Canon's second-generation steel APS compact — 23-46mm zoom, hybrid AF, 1999; ELPH 2 in the Americas
The Canon IXUS II of March 1999 was the direct successor to the original 1996 IXUS, the camera that defined the tiny-steel-zoom APS compact. Sold as the ELPH 2 in the Americas and IXY 320 in Japan, it was billed at launch as the world's smallest fully automatic zoom APS compact, and the IXUS APS family it belonged to was the most successful APS series on the market.
It carries a 23-46mm f/4.2-5.6 2x zoom with two aspherical elements, focused by an active/passive hybrid AF system with a central measuring field.
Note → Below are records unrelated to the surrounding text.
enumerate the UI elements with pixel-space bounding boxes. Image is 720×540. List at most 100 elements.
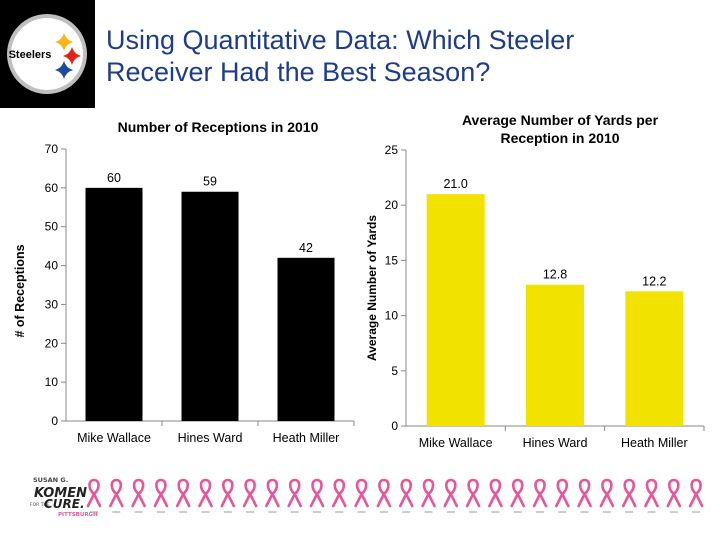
pink-ribbon-shape [220,478,236,508]
yards-chart-svg: Average Number of Yards per Reception in… [365,112,705,450]
yards-chart-title-line-2: Reception in 2010 [500,130,619,146]
pink-ribbon-shape [376,478,392,508]
slide-title-line-2: Receiver Had the Best Season? [106,57,491,87]
y-tick-label: 0 [51,414,58,428]
pink-ribbon-icon [309,478,325,513]
y-tick-label: 5 [391,364,398,378]
pink-ribbon-shape [666,478,682,508]
y-tick-label: 30 [45,297,59,311]
y-tick-label: 25 [385,143,399,157]
bar [426,194,485,426]
yards-chart-ylabel: Average Number of Yards [365,215,379,361]
receptions-chart-title: Number of Receptions in 2010 [118,119,319,135]
y-tick-label: 10 [385,309,399,323]
pink-ribbon-shape [309,478,325,508]
pink-ribbon-icon [688,478,704,513]
pink-ribbon-icon [644,478,659,513]
pink-ribbon-shape [242,478,258,508]
pink-ribbon-icon [242,478,258,513]
pink-ribbon-shape [599,478,615,508]
pink-ribbon-icon [398,478,414,513]
pink-ribbon-icon [354,478,369,513]
bar [526,284,584,426]
bar-value-label: 59 [203,175,217,189]
slide-title-line-1: Using Quantitative Data: Which Steeler [106,25,575,55]
pink-ribbon-icon [443,478,459,513]
pink-ribbon-shape [532,478,548,508]
pink-ribbon-shape [621,478,637,508]
x-tick-label: Heath Miller [621,436,688,450]
receptions-chart: Number of Receptions in 2010 # of Recept… [0,108,360,458]
komen-logo-line-3: FOR THE [30,502,50,508]
pink-ribbon-icon [153,478,169,513]
logo-red-star [63,47,81,65]
pink-ribbon-icon [510,478,526,513]
pink-ribbon-icon [554,478,570,513]
pink-ribbon-icon [666,478,682,513]
pink-ribbon-icon [376,478,392,513]
pink-ribbon-shape [131,478,146,508]
pink-ribbon-icon [488,478,503,513]
pink-ribbon-icon [287,478,303,513]
pink-ribbon-icon [175,478,191,513]
bar-value-label: 12.8 [543,268,567,282]
y-tick-label: 20 [45,336,59,350]
pink-ribbon-icon [220,478,236,513]
y-tick-label: 15 [385,253,399,267]
komen-footer: SUSAN G. KOMEN FOR THE CURE. PITTSBURGH [0,470,720,525]
x-tick-label: Heath Miller [273,431,340,445]
pink-ribbon-icon [109,478,124,513]
y-tick-label: 40 [45,259,59,273]
bar-value-label: 12.2 [642,274,666,288]
slide-title: Using Quantitative Data: Which Steeler R… [106,24,706,88]
pink-ribbon-shape [153,478,169,508]
pink-ribbon-icon [465,478,481,513]
bar-value-label: 21.0 [443,177,467,191]
logo-blue-star [55,61,73,79]
yards-chart-title-line-1: Average Number of Yards per [462,112,659,128]
yards-per-reception-chart: Average Number of Yards per Reception in… [360,108,720,458]
pink-ribbon-shape [688,478,704,508]
y-tick-label: 70 [45,142,59,156]
y-tick-label: 20 [385,198,399,212]
steelers-logo: Steelers [0,0,95,108]
bar [181,191,239,421]
bar [277,257,335,421]
pink-ribbon-shape [398,478,414,508]
x-tick-label: Mike Wallace [77,431,151,445]
y-tick-label: 0 [391,419,398,433]
bar-value-label: 60 [107,171,121,185]
pink-ribbon-shape [175,478,191,508]
steelers-logo-icon: Steelers [7,14,87,94]
komen-logo: SUSAN G. KOMEN FOR THE CURE. PITTSBURGH [30,476,98,518]
pink-ribbon-icon [621,478,637,513]
pink-ribbon-icon [331,478,347,513]
pink-ribbon-shape [109,478,124,508]
pink-ribbon-shape [198,478,213,508]
pink-ribbon-shape [554,478,570,508]
pink-ribbon-shape [421,478,436,508]
komen-footer-svg: SUSAN G. KOMEN FOR THE CURE. PITTSBURGH [30,476,704,518]
pink-ribbon-shape [488,478,503,508]
bar-value-label: 42 [299,241,313,255]
pink-ribbon-shape [577,478,592,508]
pink-ribbon-shape [287,478,303,508]
pink-ribbon-icon [599,478,615,513]
x-tick-label: Hines Ward [178,431,243,445]
pink-ribbon-icon [198,478,213,513]
x-tick-label: Mike Wallace [419,436,493,450]
pink-ribbon-icon [131,478,146,513]
pink-ribbon-shape [354,478,369,508]
logo-text: Steelers [9,49,52,61]
komen-logo-line-2: KOMEN [34,486,87,501]
pink-ribbon-shape [86,478,102,508]
pink-ribbon-icon [577,478,592,513]
pink-ribbon-shape [465,478,481,508]
pink-ribbon-shape [644,478,659,508]
pink-ribbon-icon [86,478,102,513]
y-tick-label: 50 [45,220,59,234]
receptions-chart-ylabel: # of Receptions [13,244,27,337]
pink-ribbon-shape [443,478,459,508]
bar [85,187,143,421]
komen-logo-line-4: CURE. [44,497,85,511]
Exposure is automatic with centre-weighted metering, shutter speeds span 2 seconds to 1/800 (1/900 at the tele end), and APS film from ISO 25 to 10000 is read automatically. The zoom viewfinder has dioptre correction, the flash reaches about 3m at ISO 100, and the 87x57x24.5mm body weighs 170g before its CR2 battery.
The IXUS II is a pocket jewel for APS collectors and fans of late-90s industrial design; in use it is a simple, fully automatic street and travel compact. The slow zoom leans on flash indoors, and the tiny controls are fiddly, but the all-metal build has aged well compared with plastic rivals.
APS film was discontinued in 2011, so shooting one means expired cartridges and scarce processing — many examples now sell as display pieces, which keeps prices modest. Check power-up on a fresh CR2, flash charge and full closure (a known niggle on the original IXUS), zoom operation, and the film-door mechanism. Note that sellers often mix this up with the 2003 Digital IXUS II digicam.